Key Tracks: “I Sat By the Ocean,” “Fairweather Friends”
“…Like Clockwork,” the long-teased and longer awaited new album from hard rock heroes Queens of the Stone Age, should be listened to with “Songs For the Dead” in mind, their behemoth, Grammy-winning album from 2002. “…Like Clockwork” is similar to “Songs” in three ways. The first is the re-introduction of former contributors Dave Grohl and Mark Lanegan, as well as ousted bassist and founding member Nick Oliveri (who only shows up in background vocals on two songs, but it is still a re-introduction). The other two similarities are thematic. “Songs” was a concept album, imagining a radio playing on a drive in southwestern America, and featured many Christian references. “Clockwork,” too, seems to feature a number of Christian references, if nothing more than metaphors. (Compare 2002′s “God Is in the Radio” to 2013′s “My God is the Sun”) Casual listeners might equate Josh Homme’s lyrics to those of the religiously-tortured soul of Dave Gahan, but Homme frankly chooses to sing about whatever he wants to.
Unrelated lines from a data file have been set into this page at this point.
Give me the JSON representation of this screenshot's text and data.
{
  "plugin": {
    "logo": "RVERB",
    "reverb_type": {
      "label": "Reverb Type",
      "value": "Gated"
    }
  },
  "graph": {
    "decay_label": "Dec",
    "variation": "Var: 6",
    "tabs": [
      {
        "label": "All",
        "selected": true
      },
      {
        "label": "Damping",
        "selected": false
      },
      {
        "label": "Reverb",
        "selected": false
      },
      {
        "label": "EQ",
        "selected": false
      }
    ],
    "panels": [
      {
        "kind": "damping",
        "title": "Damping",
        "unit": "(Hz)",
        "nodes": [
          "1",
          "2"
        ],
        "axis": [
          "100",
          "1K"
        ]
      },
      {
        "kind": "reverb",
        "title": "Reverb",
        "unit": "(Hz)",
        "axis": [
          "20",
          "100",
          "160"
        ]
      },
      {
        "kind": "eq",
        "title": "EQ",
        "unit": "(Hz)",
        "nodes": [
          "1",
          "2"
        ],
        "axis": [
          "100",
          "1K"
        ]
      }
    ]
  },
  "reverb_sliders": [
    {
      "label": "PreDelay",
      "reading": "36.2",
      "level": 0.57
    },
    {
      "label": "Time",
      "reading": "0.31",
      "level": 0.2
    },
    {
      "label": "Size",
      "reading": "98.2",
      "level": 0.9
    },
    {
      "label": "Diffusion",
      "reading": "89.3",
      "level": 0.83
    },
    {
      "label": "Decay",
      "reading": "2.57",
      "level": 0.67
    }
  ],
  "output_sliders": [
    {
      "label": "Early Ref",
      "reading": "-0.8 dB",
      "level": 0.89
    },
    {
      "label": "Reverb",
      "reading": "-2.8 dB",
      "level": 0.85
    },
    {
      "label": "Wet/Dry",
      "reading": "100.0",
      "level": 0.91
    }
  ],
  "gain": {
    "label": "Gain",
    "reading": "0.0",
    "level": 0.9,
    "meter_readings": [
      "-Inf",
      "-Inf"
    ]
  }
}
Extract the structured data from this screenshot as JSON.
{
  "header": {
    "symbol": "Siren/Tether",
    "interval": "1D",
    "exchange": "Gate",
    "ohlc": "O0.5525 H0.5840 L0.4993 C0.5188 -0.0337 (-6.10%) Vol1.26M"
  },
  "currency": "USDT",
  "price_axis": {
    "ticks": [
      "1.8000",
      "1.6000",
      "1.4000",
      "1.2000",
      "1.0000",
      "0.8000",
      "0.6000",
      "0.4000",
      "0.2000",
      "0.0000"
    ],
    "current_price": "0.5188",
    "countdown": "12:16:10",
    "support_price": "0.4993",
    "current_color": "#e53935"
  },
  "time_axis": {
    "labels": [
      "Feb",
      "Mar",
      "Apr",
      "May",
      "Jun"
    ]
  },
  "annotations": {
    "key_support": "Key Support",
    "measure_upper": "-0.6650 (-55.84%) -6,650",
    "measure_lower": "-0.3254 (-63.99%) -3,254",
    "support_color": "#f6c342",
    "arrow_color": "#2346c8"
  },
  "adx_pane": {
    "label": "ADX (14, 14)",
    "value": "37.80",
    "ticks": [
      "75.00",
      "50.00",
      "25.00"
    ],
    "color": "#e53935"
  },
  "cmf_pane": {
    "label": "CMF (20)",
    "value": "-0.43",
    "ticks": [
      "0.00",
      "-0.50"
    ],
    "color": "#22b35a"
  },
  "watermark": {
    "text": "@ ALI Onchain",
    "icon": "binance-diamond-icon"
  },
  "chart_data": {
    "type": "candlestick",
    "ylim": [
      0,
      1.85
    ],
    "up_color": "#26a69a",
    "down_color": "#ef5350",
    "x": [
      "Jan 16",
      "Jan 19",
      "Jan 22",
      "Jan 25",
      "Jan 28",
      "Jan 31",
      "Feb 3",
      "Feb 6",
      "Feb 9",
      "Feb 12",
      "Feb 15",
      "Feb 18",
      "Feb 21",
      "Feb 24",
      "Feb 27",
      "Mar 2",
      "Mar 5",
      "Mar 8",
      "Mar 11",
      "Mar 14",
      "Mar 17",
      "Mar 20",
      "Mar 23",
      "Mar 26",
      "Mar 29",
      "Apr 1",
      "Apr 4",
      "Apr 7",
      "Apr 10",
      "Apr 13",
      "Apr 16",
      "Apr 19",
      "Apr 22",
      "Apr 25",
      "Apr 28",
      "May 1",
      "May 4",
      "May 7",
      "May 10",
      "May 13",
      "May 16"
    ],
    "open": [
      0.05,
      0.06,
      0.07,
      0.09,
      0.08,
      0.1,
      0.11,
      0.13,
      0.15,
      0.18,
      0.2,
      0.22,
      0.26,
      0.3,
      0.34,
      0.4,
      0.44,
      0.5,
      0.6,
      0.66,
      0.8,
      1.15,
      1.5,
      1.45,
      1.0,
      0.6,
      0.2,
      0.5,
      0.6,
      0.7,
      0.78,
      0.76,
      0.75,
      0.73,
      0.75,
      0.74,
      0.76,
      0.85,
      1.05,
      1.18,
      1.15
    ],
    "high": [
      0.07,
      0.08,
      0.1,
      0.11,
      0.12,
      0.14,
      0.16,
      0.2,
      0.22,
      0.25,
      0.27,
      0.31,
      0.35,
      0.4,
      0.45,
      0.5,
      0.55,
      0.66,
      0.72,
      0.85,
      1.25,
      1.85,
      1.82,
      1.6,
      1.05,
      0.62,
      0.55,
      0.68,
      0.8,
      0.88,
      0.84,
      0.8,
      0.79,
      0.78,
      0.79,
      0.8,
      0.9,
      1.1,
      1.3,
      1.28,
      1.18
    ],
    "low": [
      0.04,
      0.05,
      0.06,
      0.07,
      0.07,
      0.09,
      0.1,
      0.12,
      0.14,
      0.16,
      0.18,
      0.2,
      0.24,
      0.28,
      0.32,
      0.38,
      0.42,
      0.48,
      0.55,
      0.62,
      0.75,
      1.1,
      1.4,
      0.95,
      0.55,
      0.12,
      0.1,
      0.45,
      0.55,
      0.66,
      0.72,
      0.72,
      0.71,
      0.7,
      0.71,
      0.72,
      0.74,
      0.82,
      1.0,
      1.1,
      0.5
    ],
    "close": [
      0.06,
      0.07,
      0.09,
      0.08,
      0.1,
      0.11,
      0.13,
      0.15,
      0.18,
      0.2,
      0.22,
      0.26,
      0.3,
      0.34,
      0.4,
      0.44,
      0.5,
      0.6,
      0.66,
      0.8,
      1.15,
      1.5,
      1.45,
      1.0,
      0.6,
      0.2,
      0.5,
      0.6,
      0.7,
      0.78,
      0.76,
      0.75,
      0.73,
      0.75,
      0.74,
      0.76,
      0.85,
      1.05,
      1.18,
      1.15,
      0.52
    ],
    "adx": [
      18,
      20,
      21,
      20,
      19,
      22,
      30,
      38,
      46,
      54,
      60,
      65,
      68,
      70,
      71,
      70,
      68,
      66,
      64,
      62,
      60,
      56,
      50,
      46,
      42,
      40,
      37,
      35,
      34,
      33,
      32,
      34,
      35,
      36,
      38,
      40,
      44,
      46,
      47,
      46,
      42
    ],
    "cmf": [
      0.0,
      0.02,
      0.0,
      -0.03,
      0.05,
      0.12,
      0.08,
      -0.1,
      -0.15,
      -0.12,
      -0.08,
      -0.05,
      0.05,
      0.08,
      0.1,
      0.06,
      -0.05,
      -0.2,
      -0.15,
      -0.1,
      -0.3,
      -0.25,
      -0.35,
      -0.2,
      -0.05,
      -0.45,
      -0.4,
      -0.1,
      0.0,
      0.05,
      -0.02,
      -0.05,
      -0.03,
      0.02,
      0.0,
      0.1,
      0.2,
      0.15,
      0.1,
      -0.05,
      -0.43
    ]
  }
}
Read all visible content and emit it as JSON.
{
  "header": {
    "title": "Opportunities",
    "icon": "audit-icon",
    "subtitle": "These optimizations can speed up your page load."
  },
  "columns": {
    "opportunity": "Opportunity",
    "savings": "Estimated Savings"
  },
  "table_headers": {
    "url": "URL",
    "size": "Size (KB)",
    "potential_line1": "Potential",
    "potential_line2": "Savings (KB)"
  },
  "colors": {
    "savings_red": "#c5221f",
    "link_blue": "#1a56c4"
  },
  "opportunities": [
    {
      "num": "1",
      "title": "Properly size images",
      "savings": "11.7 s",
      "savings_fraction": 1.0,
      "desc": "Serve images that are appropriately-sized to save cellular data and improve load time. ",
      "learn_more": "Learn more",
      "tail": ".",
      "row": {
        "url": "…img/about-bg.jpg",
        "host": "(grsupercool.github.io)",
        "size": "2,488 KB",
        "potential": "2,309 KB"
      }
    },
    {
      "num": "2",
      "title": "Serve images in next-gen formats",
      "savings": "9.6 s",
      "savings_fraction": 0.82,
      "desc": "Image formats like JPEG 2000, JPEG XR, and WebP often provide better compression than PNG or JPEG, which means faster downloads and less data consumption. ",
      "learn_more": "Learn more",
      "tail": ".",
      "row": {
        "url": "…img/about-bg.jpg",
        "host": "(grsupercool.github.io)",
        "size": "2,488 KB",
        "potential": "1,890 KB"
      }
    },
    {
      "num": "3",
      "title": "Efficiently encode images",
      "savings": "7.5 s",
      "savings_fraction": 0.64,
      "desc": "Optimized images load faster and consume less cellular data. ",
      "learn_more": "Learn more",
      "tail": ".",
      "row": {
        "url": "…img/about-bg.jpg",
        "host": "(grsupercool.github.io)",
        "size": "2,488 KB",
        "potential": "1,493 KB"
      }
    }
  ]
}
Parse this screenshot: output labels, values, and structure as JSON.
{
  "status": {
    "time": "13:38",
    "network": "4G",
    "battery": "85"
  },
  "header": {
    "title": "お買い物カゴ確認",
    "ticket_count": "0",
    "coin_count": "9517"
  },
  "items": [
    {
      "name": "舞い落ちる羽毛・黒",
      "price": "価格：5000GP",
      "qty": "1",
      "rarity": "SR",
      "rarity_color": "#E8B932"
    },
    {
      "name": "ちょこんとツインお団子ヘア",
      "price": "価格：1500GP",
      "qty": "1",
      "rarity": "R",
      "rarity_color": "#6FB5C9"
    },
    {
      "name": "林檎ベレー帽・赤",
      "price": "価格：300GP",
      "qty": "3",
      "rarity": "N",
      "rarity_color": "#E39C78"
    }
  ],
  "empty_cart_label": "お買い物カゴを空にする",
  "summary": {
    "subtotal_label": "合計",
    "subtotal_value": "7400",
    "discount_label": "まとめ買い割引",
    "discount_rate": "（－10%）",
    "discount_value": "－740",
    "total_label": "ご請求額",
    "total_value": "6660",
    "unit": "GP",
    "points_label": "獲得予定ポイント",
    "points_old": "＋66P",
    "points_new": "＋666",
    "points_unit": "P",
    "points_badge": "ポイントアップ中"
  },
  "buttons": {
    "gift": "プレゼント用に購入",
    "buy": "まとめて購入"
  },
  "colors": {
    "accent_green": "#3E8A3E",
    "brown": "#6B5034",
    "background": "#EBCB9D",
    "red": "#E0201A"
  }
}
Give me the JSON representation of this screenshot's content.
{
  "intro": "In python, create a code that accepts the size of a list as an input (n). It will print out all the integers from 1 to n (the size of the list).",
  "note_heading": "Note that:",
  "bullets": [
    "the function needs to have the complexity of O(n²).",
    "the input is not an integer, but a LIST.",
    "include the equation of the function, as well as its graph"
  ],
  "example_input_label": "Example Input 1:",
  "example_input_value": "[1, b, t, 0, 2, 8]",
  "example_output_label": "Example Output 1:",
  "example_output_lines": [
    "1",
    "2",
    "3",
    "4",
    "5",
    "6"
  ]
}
The third similarity is the idea of conventional radio rock. “Songs” had a running theme of QOTSA’s songs playing on every station, in an attempt to solidify themselves as the kings of conventional rock radio. It worked, oddly enough, and they reflect that on “Clockwork.” Every one of the ten tracks feels significantly more conventional and regular than anything they’ve done before, with musical build-ups in slow songs and catchy guitar rhythms in the faster ones. Homme’s vocal melodies are incredibly catchy, even radio-friendly (particularly on the track “If I Had a Tail”). The album is still heavy, of course, but this is a side of QOTSA that has always stayed subtle. It is the band’s shortest album, and has only three songs over five minutes, a departure from the five on “Songs.” Homme likes to throw the audience loops and keep things fresh, which is tough to do for a rock band. “Clockwork” is almost a bit of a joke, in a way, that the original thing about it is its unoriginality. One almost has to wonder if the almost-optimistic sound is a response to Homme’s brush with death, or whether it is more of QOTSA’s relentlessly great tongue-in-cheek humor.
This does lead to some problems, however. “Keep Your Eyes Peeled,” the opener, never hits the intensity it thinks it does, and although the hauntingly-rhythmic “I Sat By the Ocean” follows it up, the tepid and unnecessary “The Vampyre of Time and Money” sits right after. And having this feeling of ‘Is this a joke or not?’ is a little iffy given that people have been waiting six years for a new album. The album grows stronger as it proceeds though, bolstered by barely audible but still appealing guest spots from Trent Reznor, Alex Turner and Sir Elton John (which was a surprise to come across). Homme is still heroically egotistical at times, which is when QOTSA is at their best. The album lacks at some points, falling too far into the unoriginality, but it is yet another great entry from the band overall.